I prayed that laughter would come easily to you and God gave me my desire and more. After your sweet but stoic sister, I wanted to hear baby giggles as often as possible and we do. Everything is a joke to you. Anyone who looks you in the eye gets a huge smile and laugher bubbles over so easily for you. The best jokes are when someone pretends to get bonked on the head and when we pretend to smell your very ticklish toes. You are so ticklish and your laugh sounds like Daddy's.
You can say "hi" and "mama" and today I think you said "hey." We play a game where I bonk your heel to my chin and say, "Hey!" and you laugh. Today you said "hey" on your own.

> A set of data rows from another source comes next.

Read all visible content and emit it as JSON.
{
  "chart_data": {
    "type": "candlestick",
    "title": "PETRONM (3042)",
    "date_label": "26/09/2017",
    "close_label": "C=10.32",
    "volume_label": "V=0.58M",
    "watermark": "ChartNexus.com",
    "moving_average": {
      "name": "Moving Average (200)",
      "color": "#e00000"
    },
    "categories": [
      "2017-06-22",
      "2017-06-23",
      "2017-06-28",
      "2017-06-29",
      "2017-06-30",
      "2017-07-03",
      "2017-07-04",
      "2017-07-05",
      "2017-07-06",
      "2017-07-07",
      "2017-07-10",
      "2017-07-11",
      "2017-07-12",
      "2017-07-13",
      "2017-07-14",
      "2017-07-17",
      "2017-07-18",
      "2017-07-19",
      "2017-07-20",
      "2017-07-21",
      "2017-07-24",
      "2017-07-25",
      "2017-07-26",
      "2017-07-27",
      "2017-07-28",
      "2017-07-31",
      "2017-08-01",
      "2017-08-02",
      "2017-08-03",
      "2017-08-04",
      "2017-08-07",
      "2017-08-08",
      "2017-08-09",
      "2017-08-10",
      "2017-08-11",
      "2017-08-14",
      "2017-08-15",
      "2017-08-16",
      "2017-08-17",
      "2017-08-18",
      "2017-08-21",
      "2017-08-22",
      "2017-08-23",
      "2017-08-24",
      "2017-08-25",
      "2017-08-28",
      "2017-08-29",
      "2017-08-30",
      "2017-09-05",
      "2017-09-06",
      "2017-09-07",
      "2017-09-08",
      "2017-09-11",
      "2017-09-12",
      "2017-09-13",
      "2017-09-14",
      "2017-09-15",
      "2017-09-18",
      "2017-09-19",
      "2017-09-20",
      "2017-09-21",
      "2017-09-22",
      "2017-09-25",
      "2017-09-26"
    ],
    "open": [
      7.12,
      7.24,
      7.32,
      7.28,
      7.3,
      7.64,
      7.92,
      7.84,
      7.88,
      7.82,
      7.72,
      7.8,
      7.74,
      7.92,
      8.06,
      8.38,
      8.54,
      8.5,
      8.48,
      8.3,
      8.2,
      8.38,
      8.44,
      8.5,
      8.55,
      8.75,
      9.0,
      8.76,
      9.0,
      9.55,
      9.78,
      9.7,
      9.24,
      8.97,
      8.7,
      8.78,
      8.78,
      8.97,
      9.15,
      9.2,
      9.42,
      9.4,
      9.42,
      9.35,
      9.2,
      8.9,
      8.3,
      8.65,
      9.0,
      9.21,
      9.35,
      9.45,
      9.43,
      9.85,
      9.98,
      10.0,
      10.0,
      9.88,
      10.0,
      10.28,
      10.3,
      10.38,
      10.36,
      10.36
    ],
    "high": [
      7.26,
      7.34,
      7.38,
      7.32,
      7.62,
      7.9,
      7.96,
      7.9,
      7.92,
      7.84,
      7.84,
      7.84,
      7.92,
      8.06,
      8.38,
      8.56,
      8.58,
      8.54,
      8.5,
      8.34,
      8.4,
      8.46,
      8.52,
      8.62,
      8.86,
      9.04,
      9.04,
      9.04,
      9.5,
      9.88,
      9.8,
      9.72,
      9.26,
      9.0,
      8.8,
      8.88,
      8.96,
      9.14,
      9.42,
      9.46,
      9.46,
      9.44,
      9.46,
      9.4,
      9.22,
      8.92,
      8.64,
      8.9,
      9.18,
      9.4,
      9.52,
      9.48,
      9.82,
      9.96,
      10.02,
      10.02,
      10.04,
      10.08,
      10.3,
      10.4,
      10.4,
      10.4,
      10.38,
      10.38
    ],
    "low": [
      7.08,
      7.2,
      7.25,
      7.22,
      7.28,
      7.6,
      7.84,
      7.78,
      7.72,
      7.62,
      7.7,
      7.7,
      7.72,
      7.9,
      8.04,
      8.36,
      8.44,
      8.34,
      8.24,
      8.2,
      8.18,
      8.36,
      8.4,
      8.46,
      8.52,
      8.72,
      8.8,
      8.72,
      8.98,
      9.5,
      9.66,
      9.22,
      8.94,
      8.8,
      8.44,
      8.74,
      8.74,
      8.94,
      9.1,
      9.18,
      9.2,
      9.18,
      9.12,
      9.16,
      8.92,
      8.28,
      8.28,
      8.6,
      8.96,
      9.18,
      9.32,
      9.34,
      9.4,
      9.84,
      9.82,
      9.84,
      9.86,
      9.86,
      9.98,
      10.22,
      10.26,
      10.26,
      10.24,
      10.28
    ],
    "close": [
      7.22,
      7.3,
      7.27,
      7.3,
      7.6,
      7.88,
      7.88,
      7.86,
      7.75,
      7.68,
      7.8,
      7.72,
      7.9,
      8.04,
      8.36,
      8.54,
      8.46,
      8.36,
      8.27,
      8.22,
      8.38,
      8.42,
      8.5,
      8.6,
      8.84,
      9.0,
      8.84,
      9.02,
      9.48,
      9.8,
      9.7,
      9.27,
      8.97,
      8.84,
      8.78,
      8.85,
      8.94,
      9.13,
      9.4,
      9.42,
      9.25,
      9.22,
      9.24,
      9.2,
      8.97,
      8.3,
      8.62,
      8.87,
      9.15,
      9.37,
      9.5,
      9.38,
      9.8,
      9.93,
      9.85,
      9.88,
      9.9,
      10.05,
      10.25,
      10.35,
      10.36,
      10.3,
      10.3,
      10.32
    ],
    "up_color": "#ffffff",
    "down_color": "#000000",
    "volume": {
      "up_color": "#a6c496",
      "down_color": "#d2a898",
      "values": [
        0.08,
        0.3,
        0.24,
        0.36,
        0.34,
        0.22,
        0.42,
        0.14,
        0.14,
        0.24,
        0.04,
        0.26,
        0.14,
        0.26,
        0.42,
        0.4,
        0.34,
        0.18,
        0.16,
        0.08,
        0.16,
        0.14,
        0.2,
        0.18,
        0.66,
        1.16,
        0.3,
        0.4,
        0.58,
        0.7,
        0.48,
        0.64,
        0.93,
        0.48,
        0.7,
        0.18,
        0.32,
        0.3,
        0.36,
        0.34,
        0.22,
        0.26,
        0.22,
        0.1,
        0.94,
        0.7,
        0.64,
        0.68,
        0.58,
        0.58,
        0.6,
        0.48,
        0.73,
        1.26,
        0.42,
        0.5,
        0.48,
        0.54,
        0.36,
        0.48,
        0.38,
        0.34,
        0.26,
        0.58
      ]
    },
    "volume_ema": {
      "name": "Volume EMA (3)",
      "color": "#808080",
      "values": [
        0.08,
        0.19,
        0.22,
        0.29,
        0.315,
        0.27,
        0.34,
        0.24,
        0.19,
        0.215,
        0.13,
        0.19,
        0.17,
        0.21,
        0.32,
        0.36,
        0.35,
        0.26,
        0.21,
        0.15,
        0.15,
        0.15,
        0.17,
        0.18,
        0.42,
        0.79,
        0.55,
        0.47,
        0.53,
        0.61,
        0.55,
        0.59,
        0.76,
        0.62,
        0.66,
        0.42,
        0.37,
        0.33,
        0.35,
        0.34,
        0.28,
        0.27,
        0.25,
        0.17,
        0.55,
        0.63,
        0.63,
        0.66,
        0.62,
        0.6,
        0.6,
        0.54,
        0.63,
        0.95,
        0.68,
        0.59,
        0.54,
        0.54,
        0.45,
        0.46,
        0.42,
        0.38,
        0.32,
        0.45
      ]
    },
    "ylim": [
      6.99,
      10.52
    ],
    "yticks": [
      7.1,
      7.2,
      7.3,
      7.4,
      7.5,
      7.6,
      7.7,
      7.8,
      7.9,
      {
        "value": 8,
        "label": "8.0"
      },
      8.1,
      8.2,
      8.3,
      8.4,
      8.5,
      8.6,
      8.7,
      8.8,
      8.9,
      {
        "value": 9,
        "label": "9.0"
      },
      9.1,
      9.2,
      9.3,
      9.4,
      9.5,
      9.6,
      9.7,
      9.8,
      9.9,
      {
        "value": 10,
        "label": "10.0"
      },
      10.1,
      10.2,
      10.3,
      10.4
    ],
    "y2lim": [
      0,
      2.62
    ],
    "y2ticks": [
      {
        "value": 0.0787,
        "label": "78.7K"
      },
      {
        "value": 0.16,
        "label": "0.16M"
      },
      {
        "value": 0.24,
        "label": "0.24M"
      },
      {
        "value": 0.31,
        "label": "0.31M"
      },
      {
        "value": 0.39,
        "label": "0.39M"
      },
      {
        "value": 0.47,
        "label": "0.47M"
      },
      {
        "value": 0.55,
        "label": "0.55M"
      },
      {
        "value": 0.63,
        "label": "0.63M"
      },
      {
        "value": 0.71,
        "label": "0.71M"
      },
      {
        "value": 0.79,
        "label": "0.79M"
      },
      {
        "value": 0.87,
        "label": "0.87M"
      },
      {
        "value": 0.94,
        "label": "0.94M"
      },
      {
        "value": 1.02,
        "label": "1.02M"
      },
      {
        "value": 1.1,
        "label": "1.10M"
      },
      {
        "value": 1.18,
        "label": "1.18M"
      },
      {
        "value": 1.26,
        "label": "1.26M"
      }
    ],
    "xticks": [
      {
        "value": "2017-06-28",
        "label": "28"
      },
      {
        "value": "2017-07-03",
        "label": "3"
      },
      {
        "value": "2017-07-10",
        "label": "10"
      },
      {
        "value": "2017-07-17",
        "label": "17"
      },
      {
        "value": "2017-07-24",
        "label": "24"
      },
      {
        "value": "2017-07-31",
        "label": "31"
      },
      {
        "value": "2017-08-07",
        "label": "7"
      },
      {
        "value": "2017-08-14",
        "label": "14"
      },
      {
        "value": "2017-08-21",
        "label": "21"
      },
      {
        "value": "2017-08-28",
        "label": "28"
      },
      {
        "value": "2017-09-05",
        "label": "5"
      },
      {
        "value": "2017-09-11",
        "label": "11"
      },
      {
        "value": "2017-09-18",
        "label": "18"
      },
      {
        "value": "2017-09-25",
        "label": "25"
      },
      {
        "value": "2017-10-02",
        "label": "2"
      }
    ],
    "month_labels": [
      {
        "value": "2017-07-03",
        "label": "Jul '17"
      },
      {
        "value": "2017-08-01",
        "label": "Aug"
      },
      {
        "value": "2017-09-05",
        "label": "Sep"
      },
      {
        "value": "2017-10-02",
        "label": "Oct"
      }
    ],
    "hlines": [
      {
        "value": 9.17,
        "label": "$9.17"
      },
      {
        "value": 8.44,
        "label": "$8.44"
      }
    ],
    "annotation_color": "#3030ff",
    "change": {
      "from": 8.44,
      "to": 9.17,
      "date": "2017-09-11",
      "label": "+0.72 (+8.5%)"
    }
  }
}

You've been belly crawling for almost a month. Thankfully you aren't too fast yet, but when I put you down on your back it's only a moment before you've rolled to your belly and, through a combination of helicopter blade style rolling and inch-worming along on your belly you can pretty much make it where you want to go. You can sit on your own and have been slowly working your way to longer and longer periods of time. You've had two teeth since you were four months new. You're doing everything so much faster than your sister, which is hard for me because I just want you to stay my tiny new baby.
Content barely begins to describe you. I take you everywhere with me, including long days of working taking pictures for the real estate company in the city. As long as your belly is full and you get to look at people, you're perfectly happy. You love to sleep in your wraps, close and warm against my heart. I've done entire house or portrait shoots with you strapped to me and you barely make a peep. No one can believe how sweet and content you are.
Because you are so sweet and content, neither can anyone believe that you turn into a vampire baby at night. It's finally, finally gotten better, but up until about two weeks ago you were still waking up every three hours all night long. We tried everything under the sun but you just wanted to nurse and nurse and nurse. It took some time, but now that you've really started solids you're finally sleeping more. We tried rice cereal at 5 months to try to help you sleep, but it seemed to bother your tummy and you started refusing it so we dropped all food for about two weeks. Then on Easter Sunday we tried your first real food, avocado, and you loved every ounce. Since then you've tried banana, butternut squash, blueberries and green beans. Bananas and green beans are your favorite so far.
You love everyone with ease, but your sister lights up your world. I wish I could bottle up the sweetness between you two and keep it forever. She pets you and pats you and calls you "handsome sweet," "little buddy," and "sweet baby boy." She kisses you and asks to hold you or to snuggle you. She gets a little mad when you cry too loudly or try to grab her special blanket, saying, "Wil-DER!" Your little eyes follow everything she does and when she and Bean play together it's so clear that you want to badly to chase them and be big, too. Please don't be big yet.
Last night we were at Caleb's house and Caleb's mom wanted to show me a picture of Caleb's dad when he was a baby and she pulled out Caleb's dad's baby book. My heart instantly sank because I felt so guilty that I haven't filled out a baby book for you. I haven't written the letters or chronicled the memories nearly as well I was able to for your sister. But I opened the book and laughed. Right there, on the first page, was a post-it note written by Caleb's dad when he was in high school. It said, "Mom, Why is this empty??!!" She put another post-it note next to it that said, "Because I was busy holding you, taking you to soccer practice, and spending time with you. Love, Mom."
That is our life right now. Our life is snuggles and dishes, meals and laughter. Our life is family games and dinners with friends. Our life is play dates and house projects. Our life is sleepless nights and afternoon naps. Our life is buttercups in plastic cups and "what is that?" stuck to the coffee table. Our life is toys scattered and put away again and laundry that never ends but is always clean but it never put away. Our life is making you laugh and watching your sister kiss you.